Pour le député, si le fonds vert de 2 milliards d’euros débloqué par l’Etat « constitue naturellement le premier outil de politique publique », le levier de l’endettement paraît « le plus pertinent à mobiliser au niveau local », compte tenu des montants d’investissement en jeu.
Selon l’analyse d’I4CE, il manquerait plus de 6,5 milliards d’euros par an au niveau local pour espérer parvenir à « franchir le mur » de la transition écologique.
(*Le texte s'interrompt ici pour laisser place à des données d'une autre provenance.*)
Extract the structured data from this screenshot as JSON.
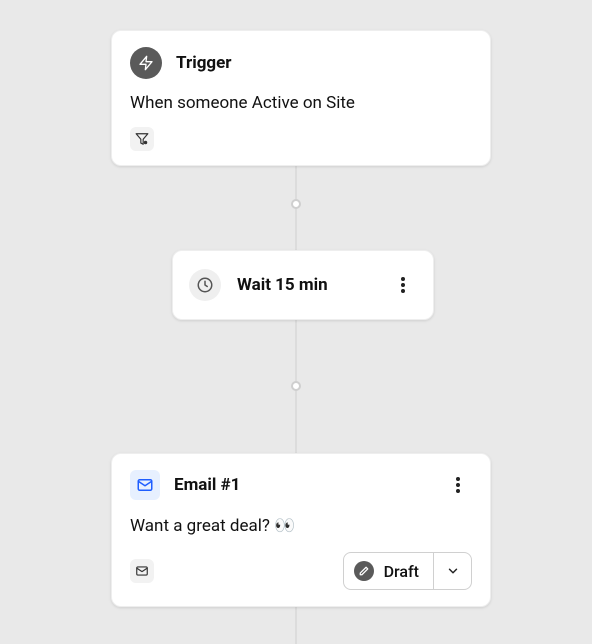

Autrement dit, les collectivités devraient doubler leurs investissements portant sur la rénovation énergétique des bâtiments publics, les tripler dans le domaine des aménagements cyclables et accroître de 50% les dépenses relatives aux transports publics, ferroviaire compris. Or, à la frilosité des décideurs locaux, soucieux de ne pas rompre la dynamique de consolidation budgétaire initiée depuis une dizaine d’années, s’ajoute la réticence des banques à prêter des montants importants sur plus de 25 ans. Le rapport d’I4CE préconise de changer « la doxa » qui encadre le regard sur l’endettement local. Une démarche qui doit s’ancrer sur la mise en place de budgets verts adaptés aux spécificités des collectivités ainsi qu’un outil d’identification de la dette contractée pour atteindre leurs objectifs climatiques. Cette dette verte « serait de nature à être envisagée sous un jour plus favorable par les prêteurs et, sur un plan plus politique, mieux acceptée par les électeurs de la collectivité concernée ».
Ces éléments pourraient même être pris en compte dans une programmation pluriannuelle du financement de la transition écologique, pour laquelle plaide également la délégation.